Umocnienie złotego to niekorzystny scenariusz dla firm, które znaczną część przychodów osiągają z eksportu do krajów UE. To głównie spółki przemysłowe. – Umacniająca się waluta co do zasady nie jest korzystna dla eksporterów, gdyż zmniejsza ich konkurencyjność na zagranicznych rynkach. Tymczasem złoty w relacji do euro od początku roku umocnił się o około 3,5 proc. i pozostaje jedną z najlepiej radzących sobie walut wschodzących na świecie. Gwałtowna, a przede wszystkim dość nieoczekiwana jeszcze parę miesięcy temu,aprecjacja krajowej waluty stanowi zatem wyzwanie dla eksportowych branż – zauważa Mateusz Sutowicz, ekonomista Banku Millennium.
Mocniejszy złoty szczególnie w relacji do euro oznacza mniejszą opłacalność polskiego eksportu, choć z ostatniego, styczniowego badania NBP wynika, że „próg bólu” dla eksporterów nie został jeszcze osiągnięty.
Kamil Hajdamowicz, menedżer ds. portfeli w Santander BM, zwraca uwagę, że ocena finalnego wpływu umocnienia złotego na sytuację finansową spółek nie jest jednoznaczna. – Wszystko zależy od struktury kosztów spółki, przykładowo eksporterzy często są również importerami komponentów i półproduktów. Co do zasady jednak spółki z ekspozycją na eksport, przykładowo z branży spożywczej, motoryzacyjnej czy meblowej, raczej nie cieszą się z tak silnego umocnienia złotego, gdyż popyt na ich produkty może znacząco spaść – dodaje.
Wpływ słabego dolara bezpośrednio odczuwają spółki realizujące na bieżąco przychody w tej walucie, które jednocześnie większość kosztów ponoszą w złotym, czyli przede wszystkim producenci gier czy oprogramowania. – Z drugiej strony, spółki, w których dużą pozycją kosztową jest import towarów lub komponentów wycenianych w walutach, wyraźnie zyskują na silniejszym złotym.

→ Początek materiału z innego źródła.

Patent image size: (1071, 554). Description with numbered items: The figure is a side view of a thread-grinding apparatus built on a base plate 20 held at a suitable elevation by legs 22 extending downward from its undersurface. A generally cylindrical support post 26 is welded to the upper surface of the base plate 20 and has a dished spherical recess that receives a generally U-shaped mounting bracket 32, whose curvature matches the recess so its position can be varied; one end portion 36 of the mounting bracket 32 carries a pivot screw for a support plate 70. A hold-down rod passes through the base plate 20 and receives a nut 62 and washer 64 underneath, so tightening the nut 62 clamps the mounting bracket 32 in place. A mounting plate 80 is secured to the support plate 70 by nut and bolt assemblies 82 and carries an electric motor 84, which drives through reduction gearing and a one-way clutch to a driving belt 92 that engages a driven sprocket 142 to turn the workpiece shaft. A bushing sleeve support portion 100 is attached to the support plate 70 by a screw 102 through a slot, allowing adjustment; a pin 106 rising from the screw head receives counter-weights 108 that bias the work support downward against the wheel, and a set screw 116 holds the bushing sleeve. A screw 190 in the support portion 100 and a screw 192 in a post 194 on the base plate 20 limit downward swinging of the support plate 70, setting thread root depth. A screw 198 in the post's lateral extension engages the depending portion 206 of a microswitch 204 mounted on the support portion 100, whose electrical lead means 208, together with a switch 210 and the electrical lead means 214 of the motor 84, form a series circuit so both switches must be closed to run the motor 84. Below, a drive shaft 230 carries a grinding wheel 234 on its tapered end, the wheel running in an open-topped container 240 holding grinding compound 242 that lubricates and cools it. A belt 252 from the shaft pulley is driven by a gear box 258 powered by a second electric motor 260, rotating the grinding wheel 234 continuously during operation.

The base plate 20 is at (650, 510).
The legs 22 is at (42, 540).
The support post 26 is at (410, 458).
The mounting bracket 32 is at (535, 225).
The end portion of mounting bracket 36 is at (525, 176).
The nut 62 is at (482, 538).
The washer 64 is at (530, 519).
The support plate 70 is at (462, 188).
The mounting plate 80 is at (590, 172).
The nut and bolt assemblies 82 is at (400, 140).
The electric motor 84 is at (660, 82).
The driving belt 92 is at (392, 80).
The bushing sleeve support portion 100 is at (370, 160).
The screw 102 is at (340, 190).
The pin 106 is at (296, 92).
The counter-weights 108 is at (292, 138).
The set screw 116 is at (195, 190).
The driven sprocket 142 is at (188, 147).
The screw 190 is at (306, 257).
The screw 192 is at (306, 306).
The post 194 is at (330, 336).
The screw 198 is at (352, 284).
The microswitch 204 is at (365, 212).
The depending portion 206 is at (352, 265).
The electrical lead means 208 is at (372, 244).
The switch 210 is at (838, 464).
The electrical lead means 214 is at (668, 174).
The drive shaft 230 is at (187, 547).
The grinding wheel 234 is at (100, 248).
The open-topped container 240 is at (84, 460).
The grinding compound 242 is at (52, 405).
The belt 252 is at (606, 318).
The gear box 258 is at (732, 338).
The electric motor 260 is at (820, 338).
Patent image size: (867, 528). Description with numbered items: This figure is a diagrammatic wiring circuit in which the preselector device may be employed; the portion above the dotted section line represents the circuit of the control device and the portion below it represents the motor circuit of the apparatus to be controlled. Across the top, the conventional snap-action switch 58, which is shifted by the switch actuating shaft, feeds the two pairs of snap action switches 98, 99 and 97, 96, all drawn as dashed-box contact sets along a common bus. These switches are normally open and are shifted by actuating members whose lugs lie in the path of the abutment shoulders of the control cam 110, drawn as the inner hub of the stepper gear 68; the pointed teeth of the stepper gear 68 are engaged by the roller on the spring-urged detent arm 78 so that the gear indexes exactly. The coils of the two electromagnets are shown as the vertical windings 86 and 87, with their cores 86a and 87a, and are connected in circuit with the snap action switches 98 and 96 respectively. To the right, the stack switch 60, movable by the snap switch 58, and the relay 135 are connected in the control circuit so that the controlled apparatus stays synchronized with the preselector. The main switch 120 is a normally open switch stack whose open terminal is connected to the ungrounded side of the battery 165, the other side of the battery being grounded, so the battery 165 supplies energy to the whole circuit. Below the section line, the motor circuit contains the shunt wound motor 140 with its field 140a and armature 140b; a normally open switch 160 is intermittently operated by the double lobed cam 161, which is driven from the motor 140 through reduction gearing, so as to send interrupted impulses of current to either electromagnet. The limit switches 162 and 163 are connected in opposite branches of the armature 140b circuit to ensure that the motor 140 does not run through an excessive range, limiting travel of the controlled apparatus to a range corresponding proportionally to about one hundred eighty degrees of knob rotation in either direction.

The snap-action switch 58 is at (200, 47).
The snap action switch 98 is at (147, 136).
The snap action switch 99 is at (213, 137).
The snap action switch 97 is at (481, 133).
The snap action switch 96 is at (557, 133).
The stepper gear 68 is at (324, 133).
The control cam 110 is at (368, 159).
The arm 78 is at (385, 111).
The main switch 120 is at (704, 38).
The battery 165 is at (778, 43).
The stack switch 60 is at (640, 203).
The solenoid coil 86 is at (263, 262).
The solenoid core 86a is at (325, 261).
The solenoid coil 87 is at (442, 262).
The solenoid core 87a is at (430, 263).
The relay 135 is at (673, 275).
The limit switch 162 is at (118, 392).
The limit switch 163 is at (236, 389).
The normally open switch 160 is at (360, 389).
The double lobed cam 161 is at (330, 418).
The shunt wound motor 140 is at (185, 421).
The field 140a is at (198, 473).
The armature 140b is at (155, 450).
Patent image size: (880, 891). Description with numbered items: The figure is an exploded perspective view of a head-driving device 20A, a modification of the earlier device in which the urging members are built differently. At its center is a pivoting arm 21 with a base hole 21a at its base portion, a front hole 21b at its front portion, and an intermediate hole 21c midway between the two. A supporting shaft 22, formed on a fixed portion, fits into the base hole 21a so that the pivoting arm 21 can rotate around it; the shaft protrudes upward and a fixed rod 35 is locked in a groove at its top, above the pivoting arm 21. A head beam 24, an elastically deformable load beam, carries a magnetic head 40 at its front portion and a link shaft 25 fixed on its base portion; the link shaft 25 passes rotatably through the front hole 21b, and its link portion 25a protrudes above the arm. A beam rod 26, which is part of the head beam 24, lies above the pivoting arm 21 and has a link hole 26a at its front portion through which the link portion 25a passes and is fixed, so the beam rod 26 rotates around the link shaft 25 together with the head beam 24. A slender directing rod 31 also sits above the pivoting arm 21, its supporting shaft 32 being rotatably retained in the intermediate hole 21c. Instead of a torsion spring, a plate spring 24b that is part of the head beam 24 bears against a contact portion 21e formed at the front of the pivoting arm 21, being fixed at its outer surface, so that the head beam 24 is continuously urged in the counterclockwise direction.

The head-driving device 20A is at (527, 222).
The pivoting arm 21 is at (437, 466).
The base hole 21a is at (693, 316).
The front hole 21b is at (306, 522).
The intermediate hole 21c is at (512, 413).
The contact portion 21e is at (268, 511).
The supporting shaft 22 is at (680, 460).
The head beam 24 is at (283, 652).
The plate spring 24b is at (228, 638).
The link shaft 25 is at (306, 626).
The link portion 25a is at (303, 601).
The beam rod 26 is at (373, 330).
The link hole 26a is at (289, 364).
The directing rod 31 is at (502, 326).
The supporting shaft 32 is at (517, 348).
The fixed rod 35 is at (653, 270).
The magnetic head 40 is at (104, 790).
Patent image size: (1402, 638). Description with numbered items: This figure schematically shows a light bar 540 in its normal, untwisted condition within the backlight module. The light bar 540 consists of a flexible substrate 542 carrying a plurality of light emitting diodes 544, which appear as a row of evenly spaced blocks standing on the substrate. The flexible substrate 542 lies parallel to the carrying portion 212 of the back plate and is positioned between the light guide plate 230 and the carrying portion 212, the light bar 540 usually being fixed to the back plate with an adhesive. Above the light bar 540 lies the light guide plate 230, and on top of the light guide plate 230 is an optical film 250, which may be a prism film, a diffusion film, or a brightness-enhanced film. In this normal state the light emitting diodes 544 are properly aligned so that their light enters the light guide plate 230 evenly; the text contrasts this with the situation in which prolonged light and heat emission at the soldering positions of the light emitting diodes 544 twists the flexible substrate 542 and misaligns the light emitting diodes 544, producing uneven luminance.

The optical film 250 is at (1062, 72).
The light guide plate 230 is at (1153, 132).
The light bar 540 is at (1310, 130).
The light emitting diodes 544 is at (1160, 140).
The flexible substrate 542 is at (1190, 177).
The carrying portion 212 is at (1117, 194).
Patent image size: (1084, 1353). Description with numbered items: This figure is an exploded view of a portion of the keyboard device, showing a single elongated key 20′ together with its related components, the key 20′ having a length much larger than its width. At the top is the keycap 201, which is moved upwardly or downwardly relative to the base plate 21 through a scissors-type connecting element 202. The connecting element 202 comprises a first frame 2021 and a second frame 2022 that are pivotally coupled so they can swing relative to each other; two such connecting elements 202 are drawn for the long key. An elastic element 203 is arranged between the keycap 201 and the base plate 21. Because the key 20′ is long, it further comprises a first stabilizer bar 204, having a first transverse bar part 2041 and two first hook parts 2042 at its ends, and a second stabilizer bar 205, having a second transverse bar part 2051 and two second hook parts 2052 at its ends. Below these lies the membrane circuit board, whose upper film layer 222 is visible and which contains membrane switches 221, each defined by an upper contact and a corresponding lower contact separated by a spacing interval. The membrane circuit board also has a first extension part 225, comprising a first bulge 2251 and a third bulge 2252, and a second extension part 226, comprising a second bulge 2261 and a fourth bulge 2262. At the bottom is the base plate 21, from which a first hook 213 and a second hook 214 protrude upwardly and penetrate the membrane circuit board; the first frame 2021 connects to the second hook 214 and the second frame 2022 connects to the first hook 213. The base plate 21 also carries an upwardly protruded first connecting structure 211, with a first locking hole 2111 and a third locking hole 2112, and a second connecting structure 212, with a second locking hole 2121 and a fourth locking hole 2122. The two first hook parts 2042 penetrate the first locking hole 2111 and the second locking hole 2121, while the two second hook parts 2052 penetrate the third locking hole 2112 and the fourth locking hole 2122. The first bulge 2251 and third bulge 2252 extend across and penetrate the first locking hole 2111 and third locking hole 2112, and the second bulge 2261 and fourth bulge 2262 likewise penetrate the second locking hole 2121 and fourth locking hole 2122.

Przykładem jest tutaj branża odzieżowa. Skorzystać może pośrednio również branża turystyczna oraz paliwowa – wylicza Hajdamowicz.
Jak wyjaśnia Adam Zajler, analityk BM Banku Millennium, wpływ umacniającego się złotego na wyniki spółek zależy głównie od struktury ich przychodów, kosztów oraz zadłużenia. – Negatywne skutki odczują przede wszystkim eksporterzy, którzy osiągają przychody w walutach obcych, a ponoszą koszty w złotym. Przykładami takich firm są Forte, KGHM, Amica, CD Projekt oraz Text – zauważa. Zwraca uwagę, że są też importerzy, przez których istotne umocnienie złotego nie jest pożądane z uwagi na negatywne skutki spadku cen przywożonych towarów, czego przykładem są dystrybutorzy części samochodowych. W ich przypadku negatywny wpływ na wynik jest rezultatem w dużej mierze upłynniania zapasów części zakupionych przy mniej korzystnych niż obecnie kursach walutowych. – Ponoszą oni straty na wartości magazynów zaopatrzonych po wyższych cenach importu niż te, które obowiązują obecnie na rynku. Efekt ten trwa przez około trzy miesiące, czyli okres rotacji ich zapasów – wyjaśnia Zajler.